Bring on the wavy lines as we pop back in time to the beginning. The i8 was shaped by Benoit Jacob, Design Director at BMW ‘i’ from 2010 and surely right up there in the league table of unsung designers. Benoit was a big fan of the great Italian concept cars that used to come out on what seemed like a weekly basis in the early 1970s, properly bonkers stuff like Pininfarina’s Ferrari Modulo and Giugiaro’s gorgeous Maserati Boomerang. A key role at BMW’s FIZ research and innovation centre at the beginning of what looked like a fascinating new era in sustainable performance must have seemed like a dream ticket to Benoit at the time.
Clearly though there was a change in thinking about the whole i concept at BMW because Jacob’s position as head of i design softened through the 2010s to ‘advanced design’ and then to design generally. He eventually left BMW in 2016 to work in Munich for Chinese startup Byton, whose electric M-Byte SUV with full-width dash screen is due out next year.
This Benoit Jacob stuff may seem like a bit of a diversion, and it’s always dangerous to draw any conclusions about the future of design at BMW, but the ‘i’ picture has certainly changed quite a bit since 2014. As noted, the i8 was trumpeted in as the flagship for a whole new electrified vehicle range, but i8 production has since stopped, arguably two years ahead of time if you count 2018’s mild power hike to 369hp as a midlife refresh. The big changes that the i8 seemed to be ushering in are now taking a back seat to commercial safety in the conventional shapes of upcoming i cars like the iX3, i4 and iNext. The only other car in the original ‘i’ range, the 2013 i3 electric hatchback (another Benoit Jacob work) now stands alone, tagged onto the end of the BMW product strip next to the i8 as a testament to what might have been, given the i3’s continuing success.
That 2018 upgrade apart, the i8 received little developmental attention from its parent. It used the same 1.5-litre turbocharged three-cylinder petrol engine plus electric motor drivetrain throughout its run and now seems to be going through a process of reinvention as a pioneering figurehead for plug-in hybrid BMW models, almost as if it was never a serious model in its own right. It was indeed a pioneer in carbon construction processes (many of which have since integrated into other ‘regular’ BMW models) and in the wider area of low-energy, high-performance motoring, but if it’s only going to be remembered for its contribution to other BMWs, that would be a sad downgrading of its significance.

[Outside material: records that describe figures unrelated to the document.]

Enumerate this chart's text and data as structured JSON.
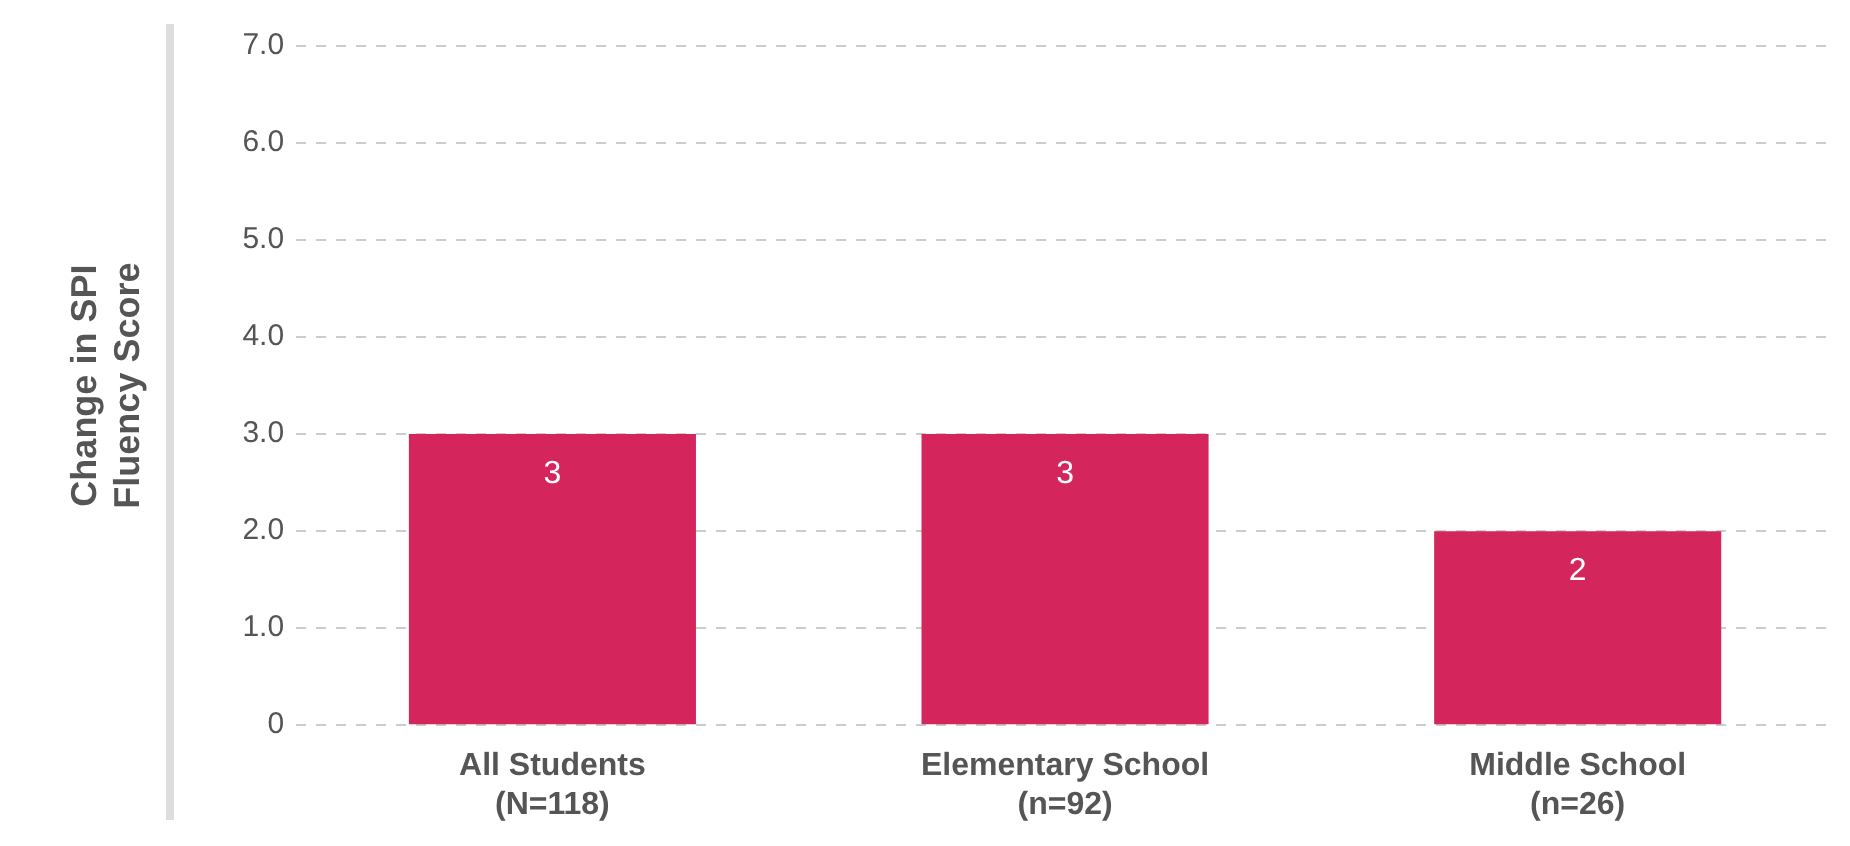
{
  "chart_data": {
    "type": "bar",
    "ylabel": "Change in SPI\nFluency Score",
    "categories": [
      "All Students\n(N=118)",
      "Elementary School\n(n=92)",
      "Middle School\n(n=26)"
    ],
    "values": [
      3,
      3,
      2
    ],
    "color": "#d4265c",
    "data_labels": true,
    "ylim": [
      0,
      7
    ],
    "yticks": [
      {
        "value": 0,
        "label": "0"
      },
      {
        "value": 1,
        "label": "1.0"
      },
      {
        "value": 2,
        "label": "2.0"
      },
      {
        "value": 3,
        "label": "3.0"
      },
      {
        "value": 4,
        "label": "4.0"
      },
      {
        "value": 5,
        "label": "5.0"
      },
      {
        "value": 6,
        "label": "6.0"
      },
      {
        "value": 7,
        "label": "7.0"
      }
    ],
    "grid": "y",
    "legend": false
  }
}
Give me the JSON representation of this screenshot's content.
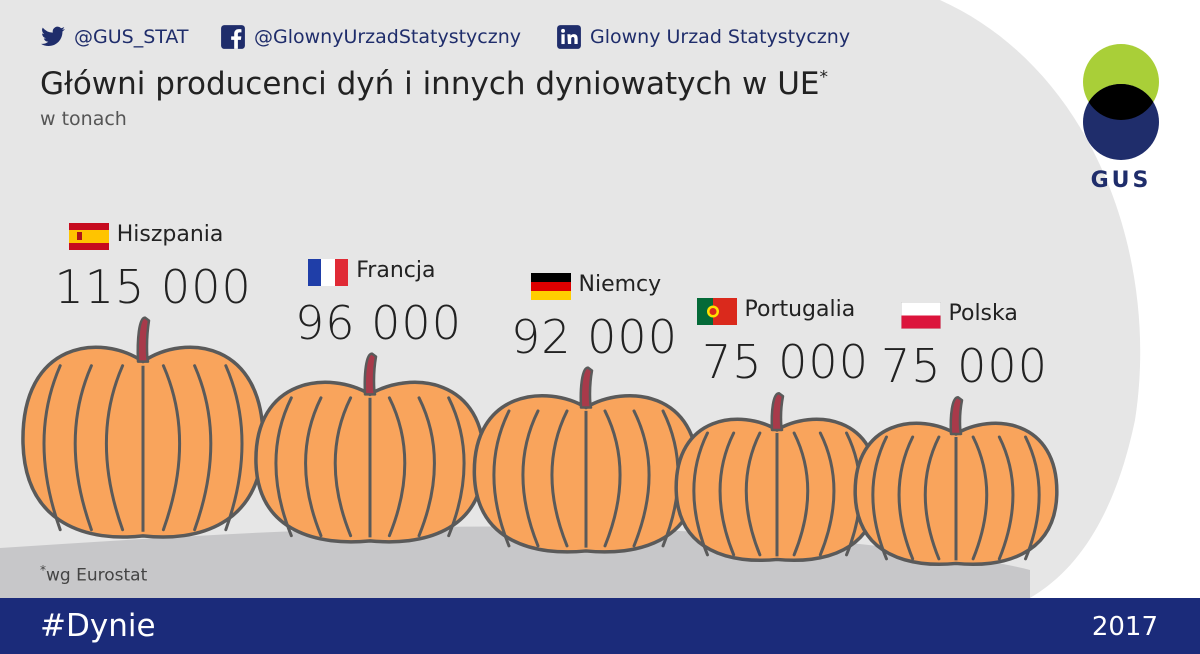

What went wrong? A high asking price combined with that absence of spec-based bragging rights made the i8 a challenging purchase for traditionally-minded sports car owners. Even now, in our supposedly more enlightened times, having to justify a supercar whose main form of propulsion is a 1.5 litre Mini Cooper engine is still too much of a stretch for the average buyer, even if that motor is basically a BMW 3.0 six cut in half.
i8 buyers weren’t average. They were committed early adopters who weren’t obsessed with cubic inches and who would have relished explaining the wisdom of the i8 to those who were. Those who did take the plunge were rewarded with a mid-engined 2+2 that was as brilliant to drive as it was to look at. Sure, it wasn't massively practical, but it was the clearest expression yet of BMW’s ‘efficient dynamics’ philosophy.
20,000 i8s were built over a six-year lifecycle, which is actually a good number compared to the numbers of previous high-end BMWs that were sold. The M1, which was the last production mid-engined BMW prior to the i8, found 399 customers, and the later Z8 was limited to 5,000, but all these numbers are tiny for a company of BMW’s size. Today used examples starting from under £40,000 represent an interesting alternative to what you can pick up from BMW’s new car range in 2021 for the same money, namely a 320i M Sport saloon with a couple of cheap extras fitted.